Chaque session s'est déroulée selon un processus synodal : après une introduction et une réflexion assurées par l'un d'entre eux, les cardinaux étaient répartis en 20 groupes de travail pour partager leurs réflexions. Incluant moments de silence et de prière, ces temps de travail s'achevaient par une mise en commun en séance plénière, dans la salle Paul VI du Vatican.

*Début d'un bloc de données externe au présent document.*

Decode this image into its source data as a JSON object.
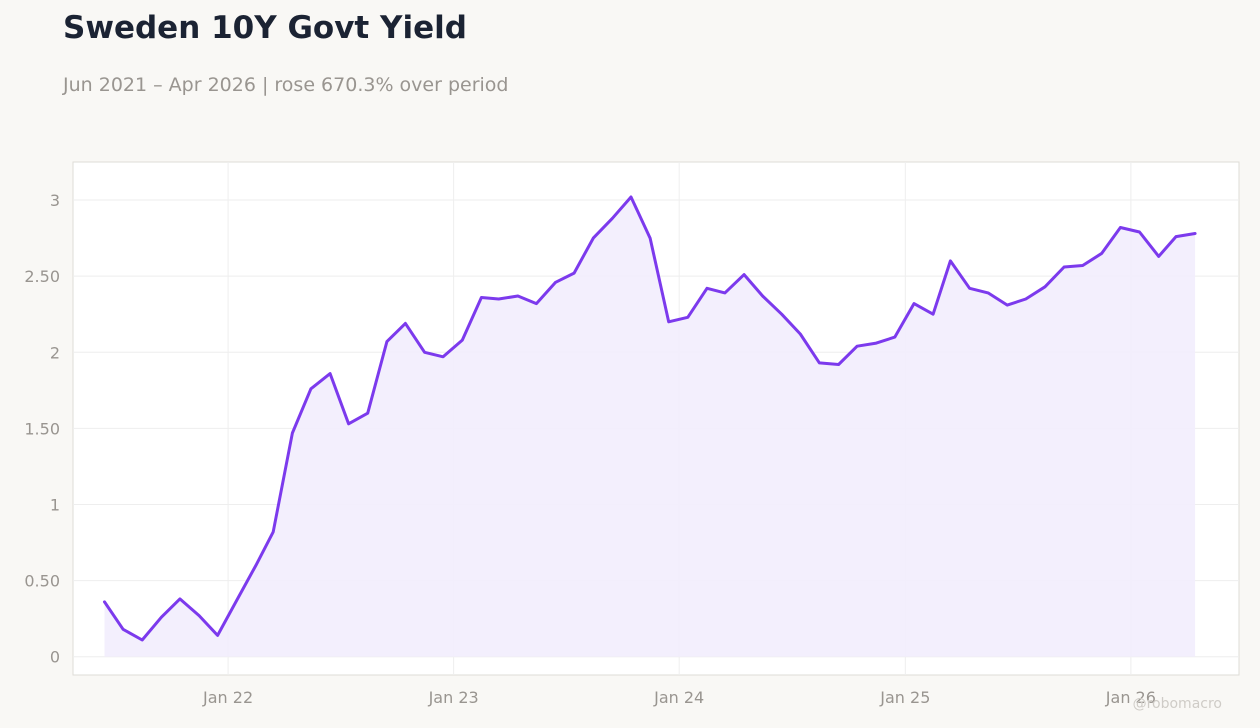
{
  "title": "Sweden 10Y Govt Yield",
  "subtitle": "Jun 2021 – Apr 2026 | rose 670.3% over period",
  "watermark": "@robomacro",
  "colors": {
    "line": "#7c3aed",
    "fill": "#f2edfd",
    "grid": "#eeeeee",
    "axis_text": "#999590",
    "plot_border": "#dedcd7",
    "plot_bg": "#ffffff"
  },
  "chart_data": {
    "type": "area",
    "xlabel": "",
    "ylabel": "",
    "grid": true,
    "ylim": [
      -0.12,
      3.25
    ],
    "xlim": [
      "2021-04-25",
      "2026-06-25"
    ],
    "x_ticks": [
      {
        "date": "2022-01-01",
        "label": "Jan 22"
      },
      {
        "date": "2023-01-01",
        "label": "Jan 23"
      },
      {
        "date": "2024-01-01",
        "label": "Jan 24"
      },
      {
        "date": "2025-01-01",
        "label": "Jan 25"
      },
      {
        "date": "2026-01-01",
        "label": "Jan 26"
      }
    ],
    "y_ticks": [
      {
        "value": 0,
        "label": "0"
      },
      {
        "value": 0.5,
        "label": "0.50"
      },
      {
        "value": 1,
        "label": "1"
      },
      {
        "value": 1.5,
        "label": "1.50"
      },
      {
        "value": 2,
        "label": "2"
      },
      {
        "value": 2.5,
        "label": "2.50"
      },
      {
        "value": 3,
        "label": "3"
      }
    ],
    "series": [
      {
        "name": "",
        "x": [
          "2021-06",
          "2021-07",
          "2021-08",
          "2021-09",
          "2021-10",
          "2021-11",
          "2021-12",
          "2022-01",
          "2022-02",
          "2022-03",
          "2022-04",
          "2022-05",
          "2022-06",
          "2022-07",
          "2022-08",
          "2022-09",
          "2022-10",
          "2022-11",
          "2022-12",
          "2023-01",
          "2023-02",
          "2023-03",
          "2023-04",
          "2023-05",
          "2023-06",
          "2023-07",
          "2023-08",
          "2023-09",
          "2023-10",
          "2023-11",
          "2023-12",
          "2024-01",
          "2024-02",
          "2024-03",
          "2024-04",
          "2024-05",
          "2024-06",
          "2024-07",
          "2024-08",
          "2024-09",
          "2024-10",
          "2024-11",
          "2024-12",
          "2025-01",
          "2025-02",
          "2025-03",
          "2025-04",
          "2025-05",
          "2025-06",
          "2025-07",
          "2025-08",
          "2025-09",
          "2025-10",
          "2025-11",
          "2025-12",
          "2026-01",
          "2026-02",
          "2026-03",
          "2026-04"
        ],
        "values": [
          0.36,
          0.18,
          0.11,
          0.26,
          0.38,
          0.27,
          0.14,
          0.37,
          0.6,
          0.82,
          1.47,
          1.76,
          1.86,
          1.53,
          1.6,
          2.07,
          2.19,
          2.0,
          1.97,
          2.08,
          2.36,
          2.35,
          2.37,
          2.32,
          2.46,
          2.52,
          2.75,
          2.88,
          3.02,
          2.75,
          2.2,
          2.23,
          2.42,
          2.39,
          2.51,
          2.37,
          2.25,
          2.12,
          1.93,
          1.92,
          2.04,
          2.06,
          2.1,
          2.32,
          2.25,
          2.6,
          2.42,
          2.39,
          2.31,
          2.35,
          2.43,
          2.56,
          2.57,
          2.65,
          2.82,
          2.79,
          2.63,
          2.76,
          2.78
        ]
      }
    ]
  }
}
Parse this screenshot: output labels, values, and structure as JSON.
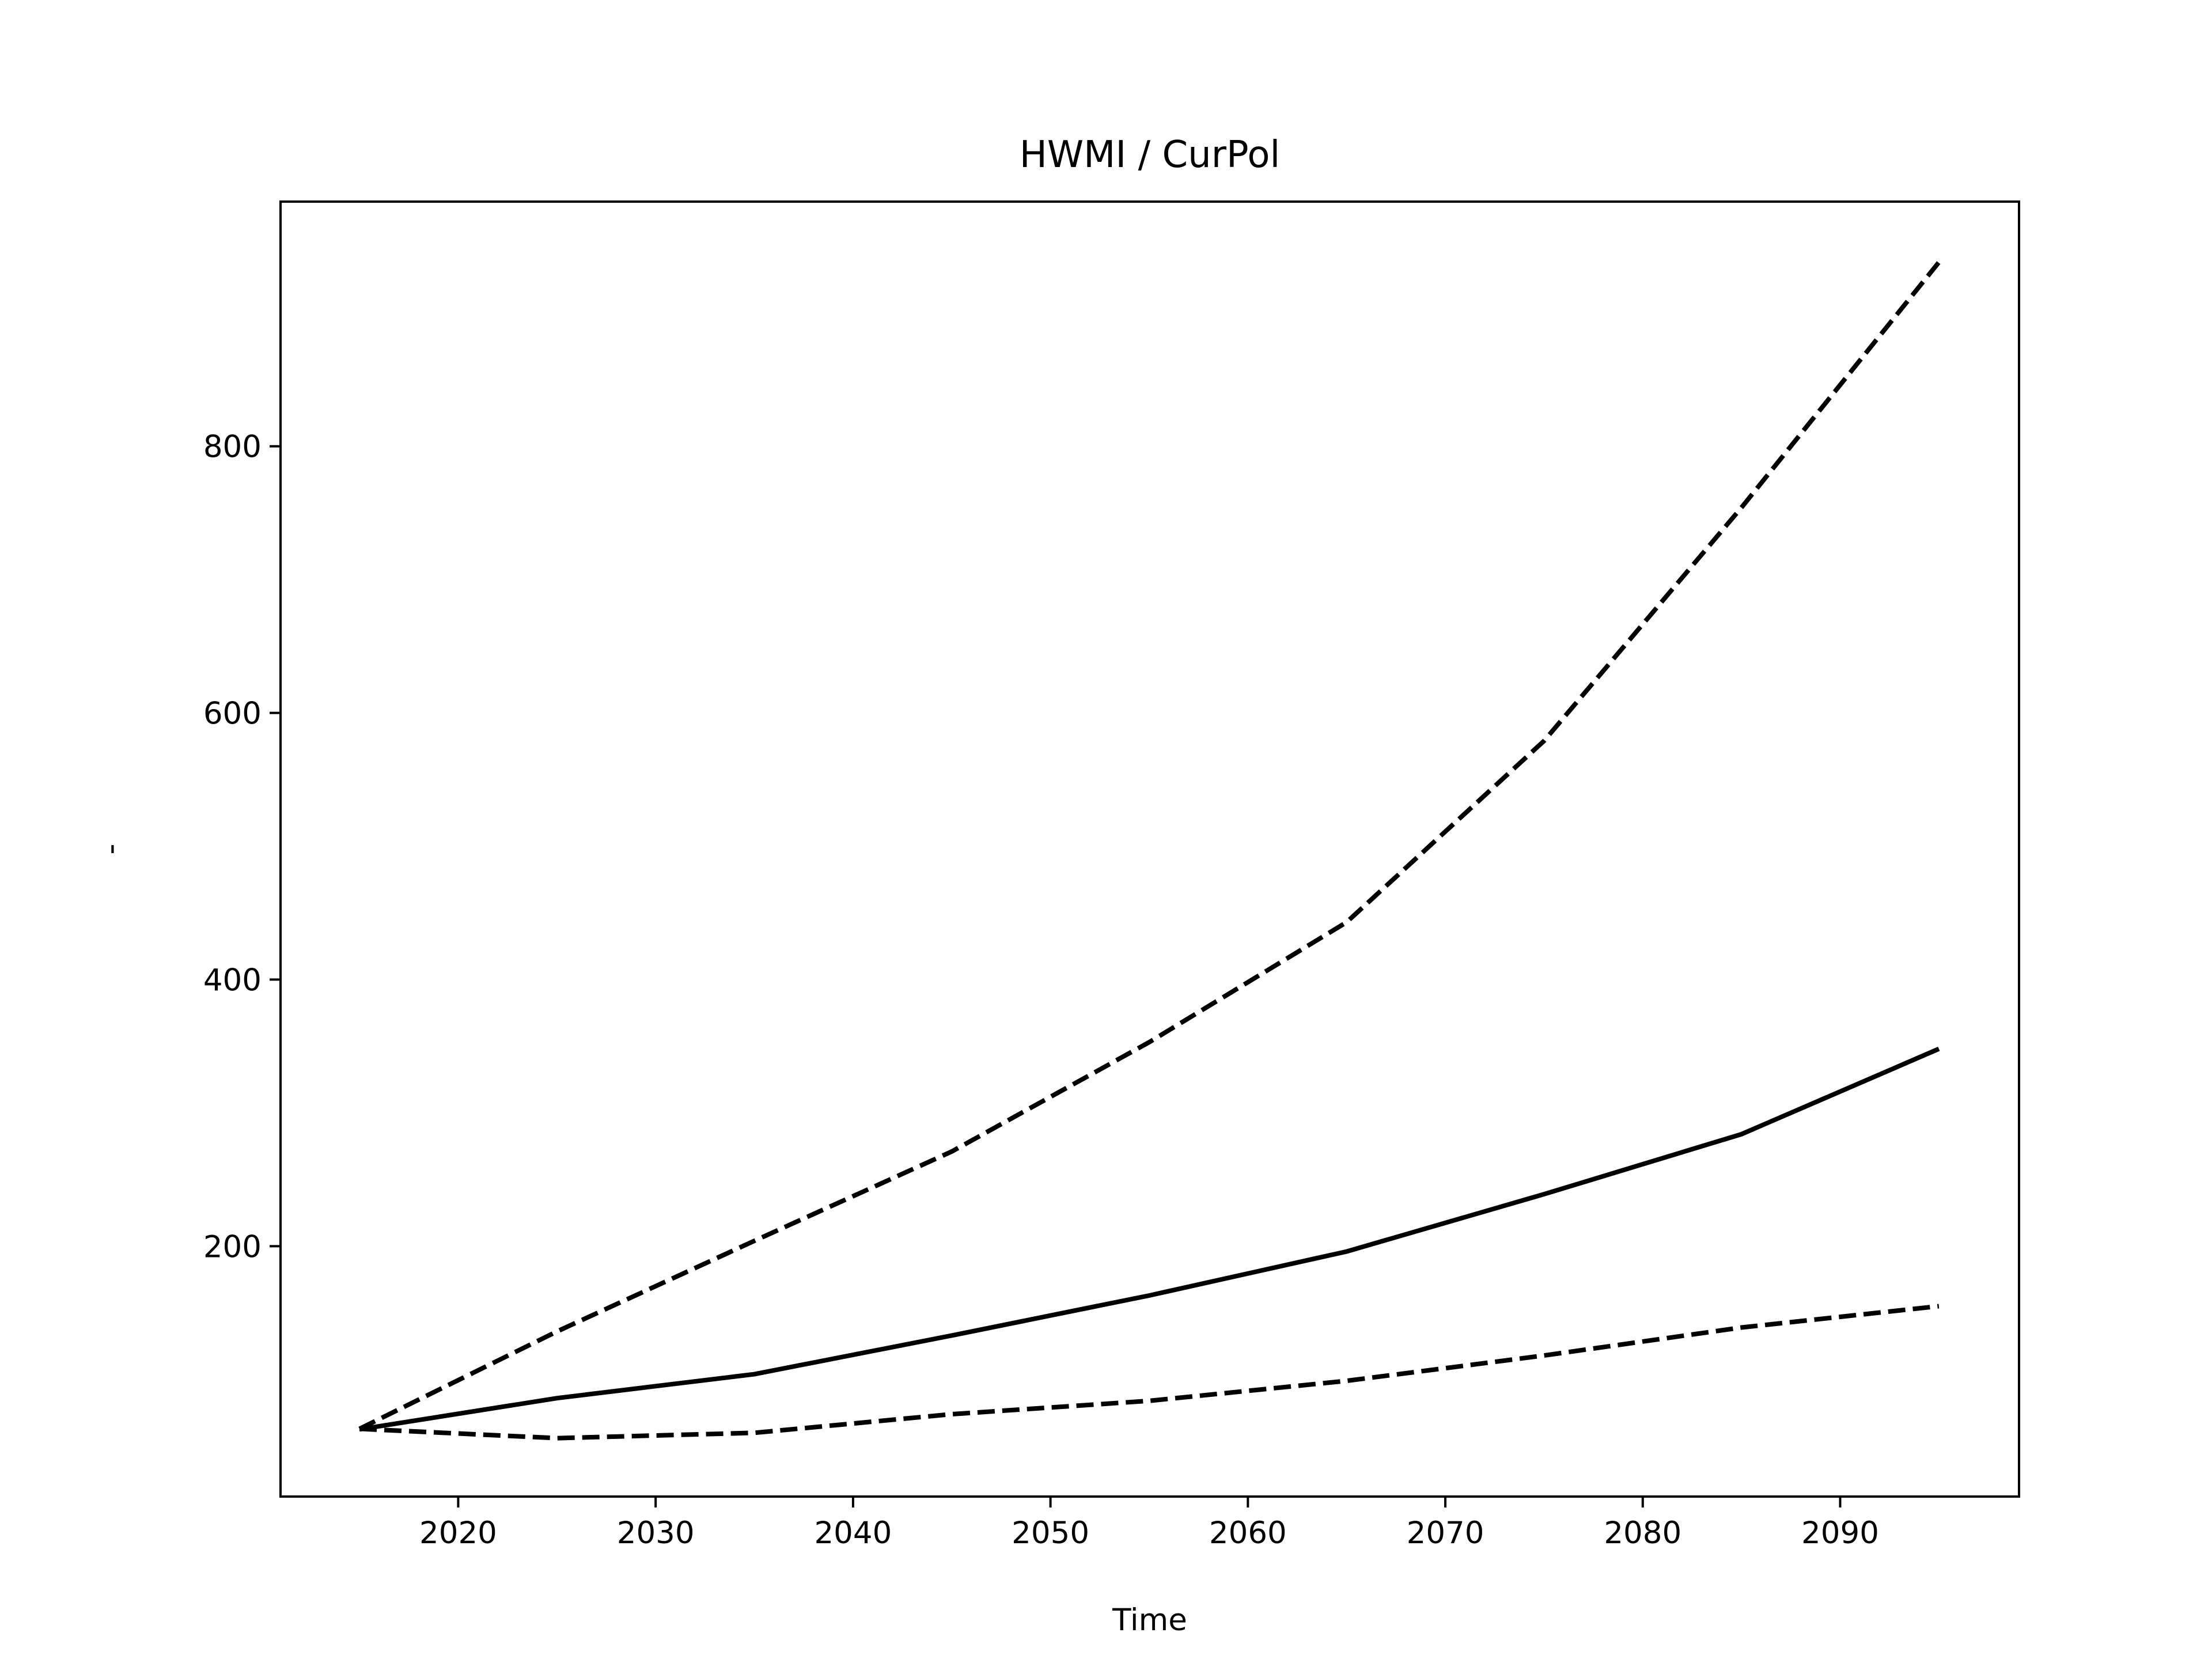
{
  "chart_data": {
    "type": "line",
    "title": "HWMI / CurPol",
    "xlabel": "Time",
    "ylabel": "-",
    "x": [
      2015,
      2025,
      2035,
      2045,
      2055,
      2065,
      2075,
      2085,
      2095
    ],
    "series": [
      {
        "color": "#000000",
        "dash": "solid",
        "values": [
          62.6,
          86,
          104,
          133,
          163,
          196,
          239,
          284,
          348
        ]
      },
      {
        "color": "#000000",
        "dash": "dashed",
        "values": [
          63,
          136,
          204,
          271,
          353,
          443,
          579,
          754,
          938
        ]
      },
      {
        "color": "#000000",
        "dash": "dashed",
        "values": [
          63,
          56,
          60,
          74,
          84,
          99,
          118,
          139,
          155
        ]
      }
    ],
    "xlim": [
      2011,
      2099.06
    ],
    "xticks": [
      2020,
      2030,
      2040,
      2050,
      2060,
      2070,
      2080,
      2090
    ],
    "ylim": [
      12.2,
      983.5
    ],
    "yticks": [
      200,
      400,
      600,
      800
    ],
    "grid": false
  }
}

La polarisation et la solitude, sources de nombreux maux
"Dans quel monde sommes-nous appelés à annoncer l’Evangile?". Pour introduire ce premier thème, le cardinal Grzegorz Wojciech Ryś, archevêque de Cracovie, a proposé une méditation biblique mettant en lumière "les souffrances, les tensions et les interrogations qui traversent aujourd’hui les peuples et les communautés ecclésiales", mais aussi "les signes d’espérance, de fidélité à l’Évangile et de réconciliation possible à porter à l’écoute commune".

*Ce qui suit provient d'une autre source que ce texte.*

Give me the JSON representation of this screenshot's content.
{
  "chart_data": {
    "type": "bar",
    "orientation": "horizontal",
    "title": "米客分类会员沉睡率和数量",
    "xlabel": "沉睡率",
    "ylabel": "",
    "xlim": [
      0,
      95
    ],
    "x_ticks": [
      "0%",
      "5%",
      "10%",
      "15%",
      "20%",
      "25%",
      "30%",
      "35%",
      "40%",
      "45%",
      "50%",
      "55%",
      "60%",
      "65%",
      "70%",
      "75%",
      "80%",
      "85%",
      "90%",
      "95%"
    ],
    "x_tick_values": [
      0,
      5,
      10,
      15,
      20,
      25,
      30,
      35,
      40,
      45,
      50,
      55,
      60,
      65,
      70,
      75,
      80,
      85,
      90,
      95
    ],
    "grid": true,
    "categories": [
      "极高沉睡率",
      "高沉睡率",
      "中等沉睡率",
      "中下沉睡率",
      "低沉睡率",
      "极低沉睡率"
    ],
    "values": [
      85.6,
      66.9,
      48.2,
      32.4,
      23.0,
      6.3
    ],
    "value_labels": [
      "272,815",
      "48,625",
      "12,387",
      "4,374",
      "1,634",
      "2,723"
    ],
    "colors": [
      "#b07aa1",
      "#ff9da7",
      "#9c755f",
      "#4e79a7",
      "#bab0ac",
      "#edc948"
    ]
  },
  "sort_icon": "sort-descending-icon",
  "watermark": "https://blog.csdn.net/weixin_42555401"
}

Les 20 groupes de travail ont ensuite esquissé un portrait des maux qui traversent aujourd'hui l'humanité : polarisation croissante au sein des sociétés, source de tensions politiques et de conflits ; non-respect des minorités religieuses et ethniques, ce qui met en crise la liberté religieuse et débouche sur de l’hostilité, voire de la violence, en particulier à l’encontre de l’Église ; ou encore: l’individualisme exacerbé, la crise de la famille, et surtout la solitude, tant chez les personnes âgées que chez les jeunes, comme cause de maux encore plus graves, de l’augmentation des suicides et de la consommation de drogues. Dans cette perspective, la question des jeunes a été largement abordée, notamment dans le contexte des crises économiques, financières et du marché du travail.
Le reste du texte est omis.